Staff, recent graduates and current students from the Reid School of Music are this week returning to Deeper Life Primary School in The Gambia to work with 120 children and their teachers on a new performance project.
The project is based around a new score for Dee Isaac’s Musical Hats, which has previously toured Scotland with the Scottish Ensemble (the UK’s only professional string orchestra).
The revised Musical Hats combines traditional western classical instruments with African traditional instruments, such as the kora, balafon and djembe.
This is the third time Dee and the group have visited Serrekunda, a market town in The Gambia, to work with Deeper Life on projects aimed at improving children’s literacy through music.
Music in the Community
Dee Isaacs is Programme Director of the BMus (Hons) programme at Edinburgh College of Art (ECA) and leads our award-winning work on Music in the Community.
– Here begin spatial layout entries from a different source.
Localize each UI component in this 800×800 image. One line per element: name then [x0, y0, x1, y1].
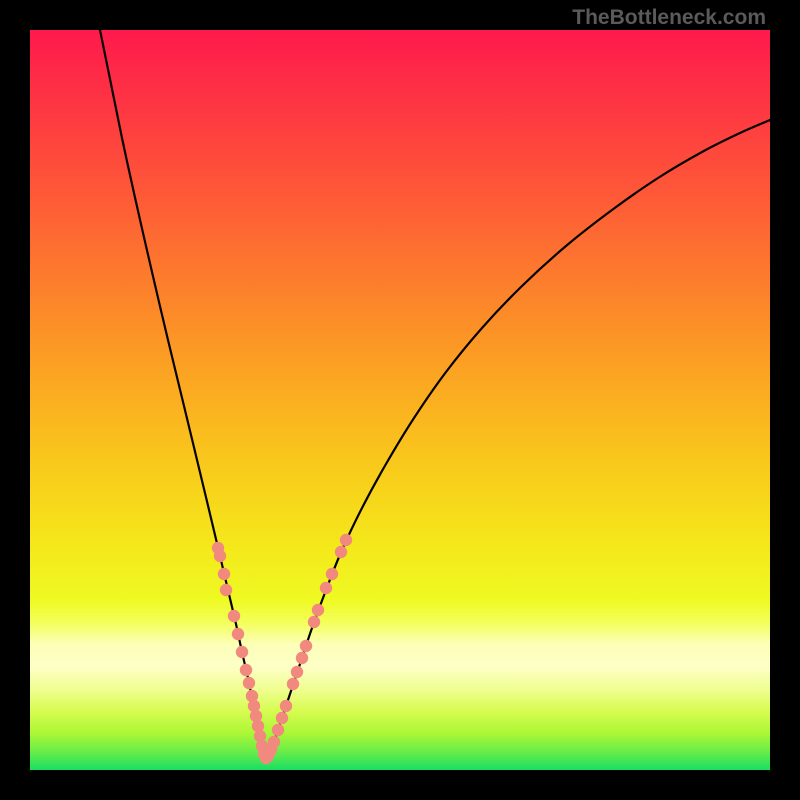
curve-right-branch	[266, 120, 770, 758]
data-point	[240, 664, 252, 676]
data-point	[335, 546, 347, 558]
data-point	[320, 582, 332, 594]
data-point	[280, 700, 292, 712]
data-point	[228, 610, 240, 622]
data-points	[212, 534, 352, 764]
data-point	[272, 724, 284, 736]
data-point	[326, 568, 338, 580]
data-point	[312, 604, 324, 616]
data-point	[291, 666, 303, 678]
data-point	[300, 640, 312, 652]
data-point	[236, 646, 248, 658]
data-point	[243, 677, 255, 689]
watermark-text: TheBottleneck.com	[572, 6, 766, 30]
data-point	[276, 712, 288, 724]
bottleneck-curve	[30, 30, 770, 770]
data-point	[232, 628, 244, 640]
data-point	[287, 678, 299, 690]
plot-area	[30, 30, 770, 770]
data-point	[214, 550, 226, 562]
data-point	[308, 616, 320, 628]
data-point	[296, 652, 308, 664]
chart-frame: TheBottleneck.com	[0, 0, 800, 800]
data-point	[268, 736, 280, 748]
data-point	[218, 568, 230, 580]
data-point	[220, 584, 232, 596]
data-point	[340, 534, 352, 546]
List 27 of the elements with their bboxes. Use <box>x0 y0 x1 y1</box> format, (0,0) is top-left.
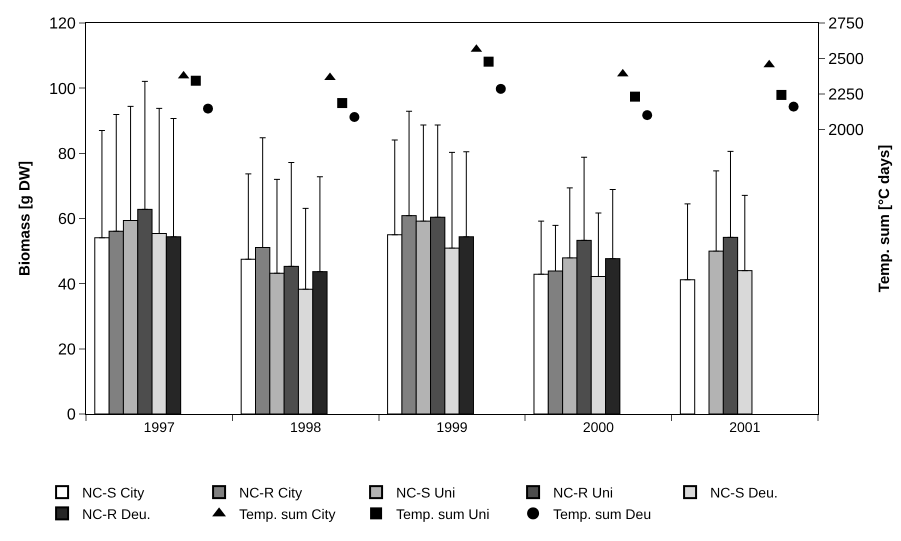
x-tick-label: 2001 <box>729 418 761 435</box>
legend-label: NC-S Deu. <box>710 484 778 501</box>
y2-tick-label: 2000 <box>828 122 864 140</box>
y-tick-label: 40 <box>58 276 76 294</box>
y2-tick-label: 2250 <box>828 86 864 104</box>
legend-label: Temp. sum City <box>239 506 336 522</box>
legend-label: NC-R Deu. <box>82 506 151 522</box>
legend-label: NC-S City <box>82 484 144 501</box>
x-tick-label: 2000 <box>582 418 614 435</box>
y-tick-label: 20 <box>58 341 76 358</box>
y-tick-label: 60 <box>58 211 76 228</box>
y-tick-label: 120 <box>49 16 76 33</box>
legend-label: NC-R City <box>239 484 302 501</box>
y2-axis-title: Temp. sum [°C days] <box>876 144 893 292</box>
legend-label: Temp. sum Uni <box>396 506 490 522</box>
y-tick-label: 100 <box>49 80 76 98</box>
x-tick-label: 1997 <box>144 418 175 435</box>
y-tick-label: 80 <box>58 146 76 163</box>
x-tick-label: 1998 <box>290 418 322 435</box>
legend-label: Temp. sum Deu <box>553 506 652 522</box>
y2-tick-label: 2750 <box>828 16 864 33</box>
y2-tick-label: 2500 <box>828 51 864 68</box>
legend-label: NC-R Uni <box>553 484 613 501</box>
y-axis-title: Biomass [g DW] <box>16 160 34 276</box>
x-tick-label: 1999 <box>436 418 468 435</box>
y-tick-label: 0 <box>66 406 76 424</box>
legend-label: NC-S Uni <box>396 484 456 501</box>
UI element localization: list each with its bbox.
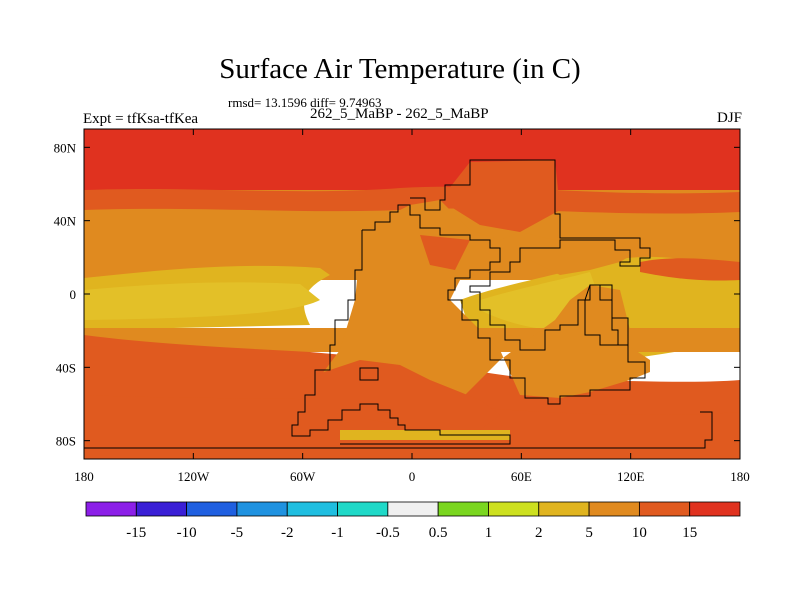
band-pacific-light (84, 282, 320, 320)
antarctic-strip (340, 430, 510, 440)
band-north-pacific-light (640, 258, 740, 281)
season-label: DJF (716, 110, 742, 126)
colorbar-swatch (186, 501, 238, 517)
colorbar-swatch (638, 501, 691, 517)
experiment-label: Expt = tfKsa-tfKea (83, 111, 199, 127)
chart-subtitle: 262_5_MaBP - 262_5_MaBP (310, 106, 489, 122)
x-tick-label: 180 (74, 469, 94, 484)
colorbar-swatch (538, 501, 590, 517)
colorbar-label: -15 (126, 525, 146, 541)
y-tick-label: 40N (54, 214, 77, 229)
band-arctic (84, 129, 740, 199)
land-south-mid (420, 235, 470, 270)
colorbar-swatch (135, 501, 188, 517)
colorbar-swatch (286, 501, 338, 517)
colorbar-swatch (689, 501, 741, 517)
colorbar-swatch (236, 501, 288, 517)
y-tick-label: 80N (54, 140, 77, 155)
band-north-transition (84, 186, 740, 214)
antarctic-strip-east (84, 442, 740, 459)
y-axis: 80N 40N 0 40S 80S (54, 140, 740, 449)
x-tick-label: 0 (409, 469, 416, 484)
land-east-warm (590, 285, 630, 350)
colorbar-label: -0.5 (376, 525, 400, 541)
temperature-field (84, 129, 740, 459)
colorbar-label: -5 (231, 525, 244, 541)
colorbar-label: 2 (535, 525, 543, 541)
colorbar-swatch (488, 501, 540, 517)
chart-title: Surface Air Temperature (in C) (219, 53, 581, 85)
y-tick-label: 0 (70, 287, 77, 302)
colorbar-swatch (588, 501, 640, 517)
x-tick-label: 60E (511, 469, 532, 484)
y-tick-label: 80S (56, 434, 76, 449)
rmsd-diff-stats: rmsd= 13.1596 diff= 9.74963 (228, 95, 382, 110)
colorbar-swatch (337, 501, 389, 517)
colorbar-swatch (85, 501, 137, 517)
land-south-warm (300, 360, 500, 432)
coastline-small-island (359, 367, 379, 381)
coastline-south-pacific (84, 411, 713, 449)
colorbar-label: -2 (281, 525, 294, 541)
x-axis: 180 120W 60W 0 60E 120E 180 (74, 129, 750, 484)
colorbar-label: -1 (331, 525, 344, 541)
coastline-main (362, 159, 651, 405)
colorbar-label: -10 (177, 525, 197, 541)
x-tick-label: 120W (177, 469, 210, 484)
x-tick-label: 120E (617, 469, 645, 484)
colorbar: -15 -10 -5 -2 -1 -0.5 0.5 1 2 5 10 15 (85, 501, 741, 541)
colorbar-label: 0.5 (429, 525, 448, 541)
colorbar-swatch (437, 501, 489, 517)
colorbar-label: 10 (632, 525, 647, 541)
x-tick-label: 60W (290, 469, 316, 484)
coastline-east-island (584, 284, 629, 346)
colorbar-label: 15 (682, 525, 697, 541)
y-tick-label: 40S (56, 360, 76, 375)
colorbar-swatch (387, 501, 439, 517)
colorbar-label: 1 (485, 525, 493, 541)
coastline-west (291, 230, 511, 445)
colorbar-label: 5 (585, 525, 593, 541)
x-tick-label: 180 (730, 469, 750, 484)
coastlines (84, 159, 713, 449)
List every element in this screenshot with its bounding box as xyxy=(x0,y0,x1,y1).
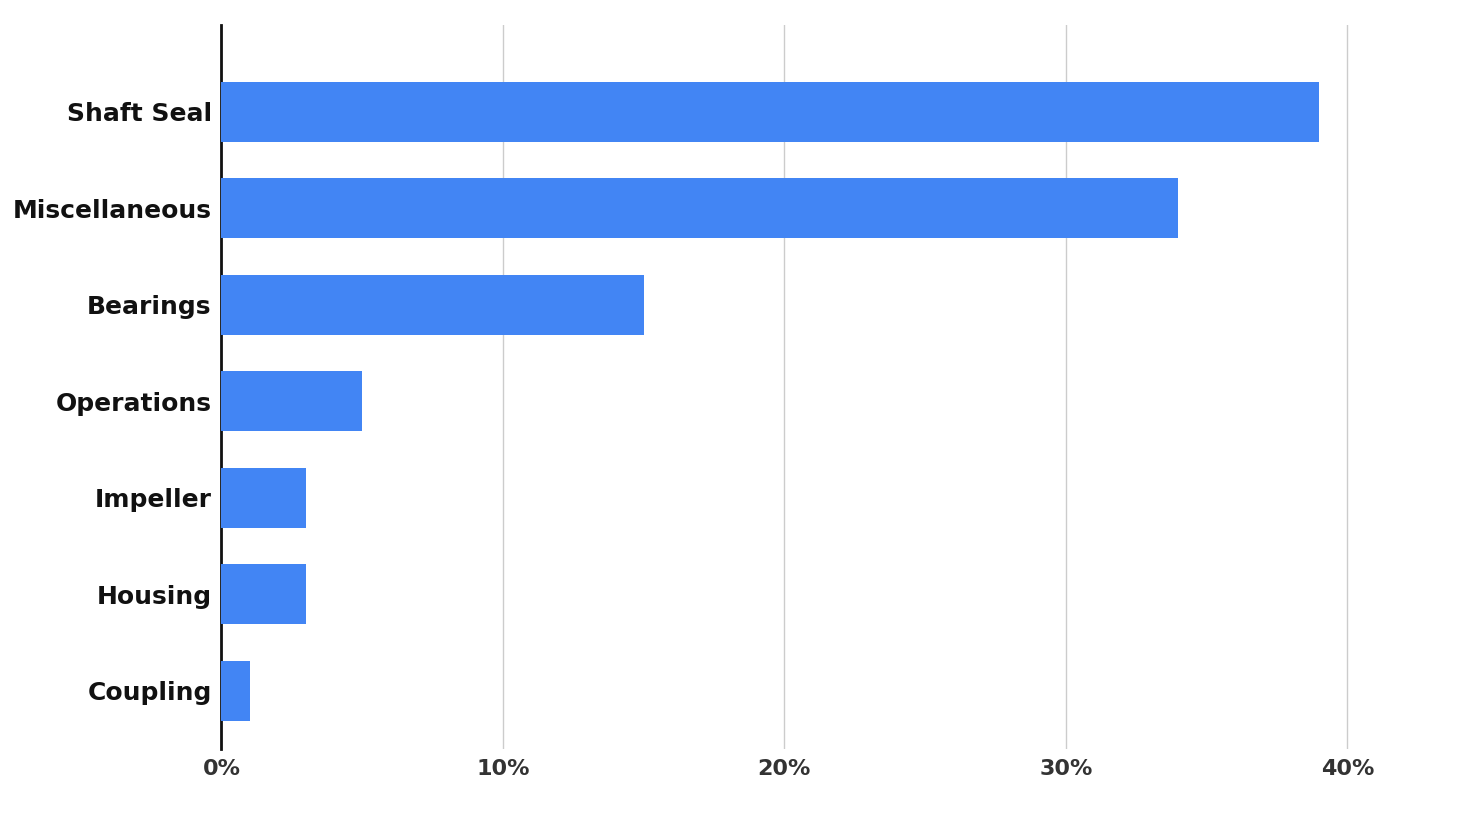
Bar xyxy=(221,275,644,334)
Bar xyxy=(221,564,306,624)
Bar xyxy=(221,468,306,527)
Bar xyxy=(221,82,1320,141)
Bar xyxy=(221,661,249,721)
Bar xyxy=(221,371,362,431)
Bar xyxy=(221,178,1178,238)
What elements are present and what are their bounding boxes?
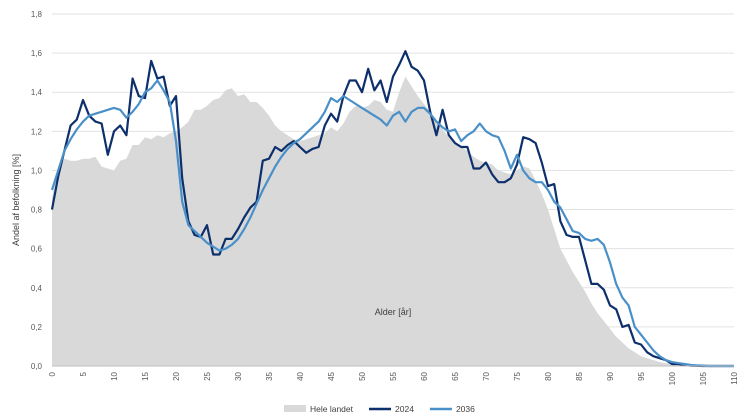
y-tick-label: 0,0 (31, 362, 43, 371)
x-tick-label: 30 (234, 371, 243, 380)
x-tick-label: 105 (699, 371, 708, 385)
y-tick-label: 1,0 (31, 166, 43, 175)
y-tick-label: 1,6 (31, 49, 43, 58)
series-line-2024 (50, 50, 734, 368)
x-tick-label: 85 (575, 371, 584, 380)
series-line-2036 (50, 79, 734, 368)
x-tick-label: 75 (513, 371, 522, 380)
legend-label-2036: 2036 (456, 404, 475, 414)
legend-label-2024: 2024 (395, 404, 414, 414)
legend-swatch-hele-landet (284, 405, 306, 412)
y-tick-label: 0,2 (31, 323, 43, 332)
y-axis-title: Andel af befolkning [%] (11, 154, 21, 246)
x-tick-label: 5 (79, 371, 88, 376)
series-area-hele-landet (52, 76, 734, 366)
x-tick-label: 25 (203, 371, 212, 380)
x-axis-title: Alder [år] (375, 307, 412, 317)
x-tick-label: 20 (172, 371, 181, 380)
legend: Hele landet 2024 2036 (284, 404, 475, 414)
x-tick-label: 15 (141, 371, 150, 380)
x-tick-label: 100 (668, 371, 677, 385)
y-tick-label: 0,8 (31, 206, 43, 215)
x-tick-label: 95 (637, 371, 646, 380)
plot-area (50, 50, 734, 368)
x-tick-label: 0 (48, 371, 57, 376)
x-axis-ticks: 0 5 10 15 20 25 30 35 40 45 50 55 60 65 70 75 80 85 90 95 10… (48, 371, 739, 385)
y-axis-ticks: 0,0 0,2 0,4 0,6 0,8 1,0 1,2 1,4 1,6 1,8 (31, 10, 43, 371)
x-tick-label: 65 (451, 371, 460, 380)
legend-label-hele-landet: Hele landet (310, 404, 354, 414)
y-tick-label: 1,4 (31, 88, 43, 97)
y-tick-label: 1,2 (31, 127, 43, 136)
x-tick-label: 50 (358, 371, 367, 380)
y-tick-label: 0,6 (31, 245, 43, 254)
x-tick-label: 10 (110, 371, 119, 380)
x-tick-label: 80 (544, 371, 553, 380)
x-tick-label: 70 (482, 371, 491, 380)
x-tick-label: 35 (265, 371, 274, 380)
x-tick-label: 45 (327, 371, 336, 380)
x-tick-label: 60 (420, 371, 429, 380)
y-tick-label: 1,8 (31, 10, 43, 19)
x-tick-label: 55 (389, 371, 398, 380)
x-tick-label: 40 (296, 371, 305, 380)
y-tick-label: 0,4 (31, 284, 43, 293)
x-tick-label: 90 (606, 371, 615, 380)
x-tick-label: 110 (730, 371, 739, 384)
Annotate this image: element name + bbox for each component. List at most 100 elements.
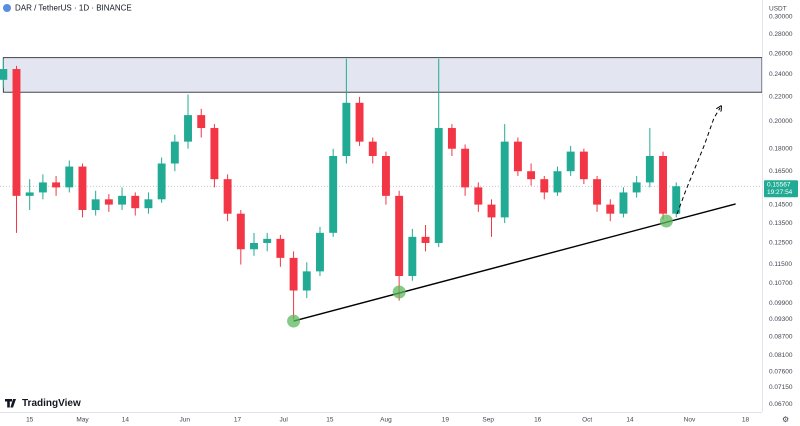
y-tick-label: 0.07150 [769, 384, 793, 391]
candle-body [65, 166, 74, 188]
candle-body [144, 199, 153, 209]
y-tick-label: 0.09900 [769, 300, 793, 307]
chart-title: DAR / TetherUS · 1D · BINANCE [15, 4, 132, 13]
candle-body [659, 156, 667, 214]
projection-arrow [676, 108, 720, 215]
candle-body [329, 156, 338, 233]
candle-body [12, 69, 21, 196]
candle-body [0, 69, 8, 80]
y-tick-label: 0.14500 [769, 201, 793, 208]
touch-point [392, 285, 406, 299]
candle-body [395, 195, 404, 277]
brand-icon [5, 399, 16, 408]
candle-body [500, 141, 509, 218]
candle-body [25, 192, 34, 196]
candle-body [250, 242, 258, 250]
candle-body [487, 204, 496, 218]
candle-body [540, 179, 549, 193]
y-tick-label: 0.09300 [769, 316, 793, 323]
candle-body [38, 182, 47, 193]
x-tick-label: Aug [380, 417, 392, 424]
candle-body [263, 238, 272, 243]
candle-body [289, 257, 298, 291]
x-tick-label: 14 [626, 417, 634, 424]
candle-body [91, 199, 100, 211]
x-tick-label: 15 [26, 417, 34, 424]
y-tick-label: 0.22000 [769, 94, 793, 101]
candle-body [408, 236, 417, 277]
candle-body [276, 238, 285, 258]
candle-body [368, 141, 377, 157]
countdown-label: 19:27:54 [767, 189, 793, 196]
y-tick-label: 0.08700 [769, 333, 793, 340]
candle-body [513, 141, 522, 172]
candle-body [421, 236, 430, 243]
candle-body [342, 102, 351, 157]
candle-body [434, 128, 443, 243]
candle-body [632, 182, 641, 193]
candle-body [527, 171, 536, 180]
overlay [676, 108, 720, 215]
x-tick-label: 17 [234, 417, 242, 424]
y-tick-label: 0.16500 [769, 168, 793, 175]
x-tick-label: 14 [122, 417, 130, 424]
candle-body [593, 179, 602, 205]
x-tick-label: 16 [534, 417, 542, 424]
candle-body [197, 115, 206, 129]
y-tick-label: 0.30000 [769, 13, 793, 20]
y-tick-label: 0.07600 [769, 368, 793, 375]
candle-body [302, 271, 311, 291]
last-price-label: 0.15567 [767, 181, 791, 188]
touch-point [659, 214, 673, 228]
candle-body [672, 186, 681, 214]
x-tick-label: 18 [742, 417, 750, 424]
y-tick-label: 0.26000 [769, 50, 793, 57]
candle-body [553, 171, 562, 193]
y-tick-label: 0.18000 [769, 145, 793, 152]
candle-body [645, 156, 654, 183]
price-label-box [764, 180, 798, 198]
candle-body [104, 199, 113, 205]
x-tick-label: Jul [280, 417, 289, 424]
candle-body [78, 166, 87, 211]
candle-body [474, 187, 483, 205]
x-tick-label: May [76, 417, 89, 424]
y-tick-label: 0.24000 [769, 71, 793, 78]
candle-body [170, 141, 179, 164]
brand-name: TradingView [22, 398, 81, 409]
candle-body [566, 151, 575, 172]
y-tick-label: 0.08100 [769, 352, 793, 359]
candle-body [447, 128, 456, 149]
y-tick-label: 0.11500 [769, 261, 792, 268]
candle-body [579, 151, 588, 180]
symbol-icon [3, 4, 11, 12]
candle-body [355, 102, 364, 142]
y-tick-label: 0.10700 [769, 280, 793, 287]
x-tick-label: 19 [442, 417, 450, 424]
candle-body [236, 213, 245, 250]
candle-body [184, 115, 192, 142]
settings-icon[interactable]: ⚙ [782, 415, 789, 424]
x-tick-label: 15 [326, 417, 334, 424]
x-tick-label: Oct [582, 417, 592, 424]
candle-body [131, 195, 140, 209]
candle-body [52, 182, 61, 188]
x-tick-label: Sep [482, 417, 494, 424]
candle-body [461, 148, 470, 188]
currency-label: USDT [769, 6, 787, 13]
candle-body [157, 163, 166, 200]
candle-body [223, 179, 232, 214]
candle-body [118, 195, 127, 205]
y-tick-label: 0.12500 [769, 240, 793, 247]
candle-body [606, 204, 615, 214]
y-tick-label: 0.13500 [769, 220, 793, 227]
candle-body [210, 128, 219, 180]
y-tick-label: 0.20000 [769, 118, 793, 125]
candle-body [316, 232, 324, 272]
brand-logo: TradingView [5, 398, 81, 409]
touch-point [287, 314, 301, 328]
x-tick-label: Jun [179, 417, 190, 424]
y-tick-label: 0.06700 [769, 401, 793, 408]
x-tick-label: Nov [684, 417, 696, 424]
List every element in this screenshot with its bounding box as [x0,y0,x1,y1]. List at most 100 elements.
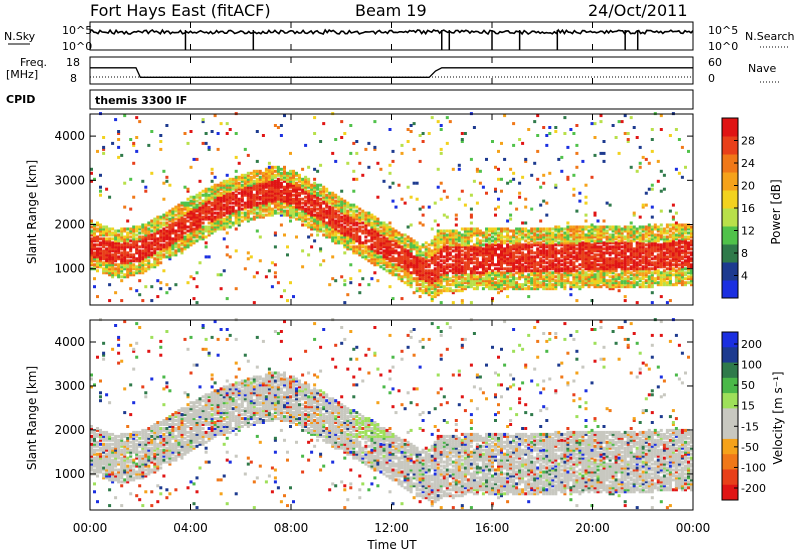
power-cell [195,235,199,239]
power-cell [126,255,130,259]
power-cell [500,177,503,181]
power-cell [617,245,621,249]
power-cell [201,141,205,145]
power-cell [659,265,663,269]
power-cell [488,267,491,271]
power-cell [90,243,93,247]
power-cell [569,285,573,289]
power-cell [183,211,187,215]
power-cell [527,285,531,289]
power-cell [343,201,347,205]
power-cell [243,217,247,221]
power-cell [530,251,534,255]
power-cell [430,253,434,257]
power-cell [298,177,301,181]
power-cell [165,243,169,247]
power-cell [463,257,467,261]
power-cell [243,177,247,181]
power-cell [424,269,428,273]
power-cell [472,227,476,231]
power-cell [545,227,549,231]
power-cell [620,249,624,253]
power-cell [659,257,663,261]
power-cell [264,213,268,217]
power-cell [424,251,428,255]
power-cell [165,223,169,227]
power-cell [424,249,428,253]
power-cell [500,271,503,275]
power-cell [96,259,99,263]
power-cell [409,265,413,269]
power-cell [533,267,537,271]
power-cell [659,237,663,241]
power-cell [593,265,597,269]
power-cell [572,273,576,277]
power-cell [295,205,298,209]
power-cell [433,251,437,255]
power-cell [352,241,356,245]
power-cell [135,245,139,249]
power-cell [665,245,669,249]
power-cell [545,143,549,147]
power-cell [135,265,139,269]
power-cell [424,263,428,267]
power-cell [560,255,564,259]
power-cell [373,241,377,245]
power-cell [563,257,567,261]
power-cell [587,231,591,235]
power-cell [219,223,223,227]
power-cell [605,273,609,277]
power-cell [144,185,148,189]
power-cell [352,245,356,249]
power-cell [503,259,507,263]
power-cell [117,271,121,275]
power-cell [557,283,561,287]
power-cell [246,193,250,197]
power-cell [659,227,663,231]
power-cell [156,295,160,299]
power-cell [255,211,259,215]
power-cell [219,201,223,205]
power-cell [448,239,452,243]
power-cell [494,213,497,217]
power-cell [388,261,392,265]
power-cell [494,237,497,241]
power-cell [171,219,175,223]
power-cell [286,173,289,177]
power-cell [228,179,232,183]
power-cell [566,177,570,181]
power-cell [159,239,163,243]
power-cell [165,291,169,295]
power-cell [623,281,627,285]
power-cell [494,187,497,191]
power-cell [382,233,386,237]
power-cell [346,237,350,241]
power-cell [557,157,561,161]
power-cell [472,257,476,261]
power-cell [210,191,214,195]
power-cell [554,271,558,275]
power-cell [659,263,663,267]
power-cell [358,291,362,295]
power-cell [228,181,232,185]
power-cell [475,253,479,257]
power-cell [593,263,597,267]
nave-tick-bottom: 0 [708,72,715,85]
power-cell [201,225,205,229]
power-cell [644,265,648,269]
power-cell [560,247,564,251]
power-cell [219,193,223,197]
power-cell [376,231,380,235]
power-cell [352,229,356,233]
power-cell [144,223,148,227]
power-cell [141,257,145,261]
power-cell [506,257,510,261]
power-cell [117,132,121,135]
power-cell [587,253,591,257]
power-cell [225,183,229,187]
power-cell [412,239,416,243]
power-cell [560,275,564,279]
power-cell [644,247,648,251]
power-cell [653,281,657,285]
power-cell [349,233,353,237]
She has studied African percussion and vocal styles in Mali, The Gambia, Uganda and Senegal, and first travelled to Serrekunda to work with Deeper Life in December 2013, supported by The Carnegie Trust.
The African collaborations take a similar format to the work the Music and Community team do in Scotland, often in partnership with Royal Botanic Gardens Edinburgh, wherein workshops in primary schools culminate in outdoor performances, such as Watching (2015) and Conference of the Birds (2013).
Forthcoming projects in Scotland include Postcards from Our World, a collaboration with Leith Walk Primary School, Edinburgh, due to be staged in 2016.
The student experience
One of the team returning to The Gambia is recent BMus (Hons) graduate, Amanda MacLeod.
Amanda, a mezzo soprano, is former President of Edinburgh University Music Society (EUMS).
Two months before graduating from ECA in June 2015, she visited Deeper Life to take part in workshops with around 150 of the children, leading to an outdoor performance of Dee's adaptation of Helen Ward’s book, The Tin Forest.
She said of the visit:
"The most treasured experience that I have taken from my trip to The Gambia has been the exchange of cultures, and the welcoming attitude that we experienced from the very first steps we took in the country. It was an incredible way to end my four years as a student at Edinburgh”.
Other students and alumni involved in the project are Tim Matson (2015 BMus graduate) and Kirsty Renton (current PhD candidate).